NIEDERLAGE TROTZ ENGAGIERTER LEISTUNG

Auch gegen die stärkste Auswärtsmannschaft der Oberliga gab es für den SV Blau-Weiß Zorbau erwartungsgemäß nicht den ersten Saisonheimsieg. Beim 2:3 (2:2) gegen den FSV Budissa Bautzen zeigte die Mannschaft von Alexander Gerth aber 90 Minuten lang eine engagierte Leistung.

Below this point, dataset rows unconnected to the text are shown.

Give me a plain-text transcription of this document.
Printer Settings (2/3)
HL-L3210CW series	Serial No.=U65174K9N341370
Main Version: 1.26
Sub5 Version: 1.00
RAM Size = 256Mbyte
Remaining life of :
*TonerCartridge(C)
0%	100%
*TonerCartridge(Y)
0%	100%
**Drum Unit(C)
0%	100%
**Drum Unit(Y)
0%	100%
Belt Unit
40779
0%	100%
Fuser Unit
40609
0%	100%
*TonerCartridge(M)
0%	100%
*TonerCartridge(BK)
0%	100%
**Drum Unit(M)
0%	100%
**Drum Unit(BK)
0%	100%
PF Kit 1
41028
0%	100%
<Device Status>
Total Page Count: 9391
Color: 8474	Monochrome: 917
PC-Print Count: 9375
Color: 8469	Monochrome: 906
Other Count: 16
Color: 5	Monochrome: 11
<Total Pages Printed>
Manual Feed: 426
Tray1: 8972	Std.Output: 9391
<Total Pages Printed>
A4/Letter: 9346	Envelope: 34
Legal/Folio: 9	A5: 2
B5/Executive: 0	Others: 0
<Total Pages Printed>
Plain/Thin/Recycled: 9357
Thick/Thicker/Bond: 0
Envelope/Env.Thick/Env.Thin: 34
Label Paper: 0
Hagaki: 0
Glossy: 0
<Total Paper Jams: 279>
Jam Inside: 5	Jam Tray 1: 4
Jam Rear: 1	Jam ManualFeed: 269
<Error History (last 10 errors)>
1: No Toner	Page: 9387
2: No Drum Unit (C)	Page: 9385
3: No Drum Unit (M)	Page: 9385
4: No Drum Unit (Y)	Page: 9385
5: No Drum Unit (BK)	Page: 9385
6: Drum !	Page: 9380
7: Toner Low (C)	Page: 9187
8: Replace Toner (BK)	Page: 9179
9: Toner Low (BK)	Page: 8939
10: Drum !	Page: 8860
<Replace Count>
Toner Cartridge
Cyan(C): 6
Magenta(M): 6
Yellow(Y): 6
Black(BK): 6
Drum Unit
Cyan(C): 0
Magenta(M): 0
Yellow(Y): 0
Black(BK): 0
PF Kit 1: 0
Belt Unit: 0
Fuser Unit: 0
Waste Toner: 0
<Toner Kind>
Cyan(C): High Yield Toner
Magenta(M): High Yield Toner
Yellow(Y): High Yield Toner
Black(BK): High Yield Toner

Die Gäste, sich ihrer Angriffsstärke bewusst, belagerten von Beginn an das Zorbauer Tor, Blau-Weiß stand aber meistens gut, so dass es zunächst nicht zu klaren Chancen für die Sachsen kam. In der 18. Minute aber brauchte Tom Hagemann nach einer Ecke auf den kurzen Pfosten nur den Fuß hinzuhalten, um die Gastgeber mit dem 0:1 zu überraschen. Zorbau dagegen hatte wenige, dafür aber hochkarätige Möglichkeiten. Ricky Bornschein scheitere an der Fißabwehr von Gästetorhüter Gorzelanski (12. Minute) und Karl Feldmer verzog nach einer halben Stunde ebenso freistehend aus kurzer Entfernung über das Tor.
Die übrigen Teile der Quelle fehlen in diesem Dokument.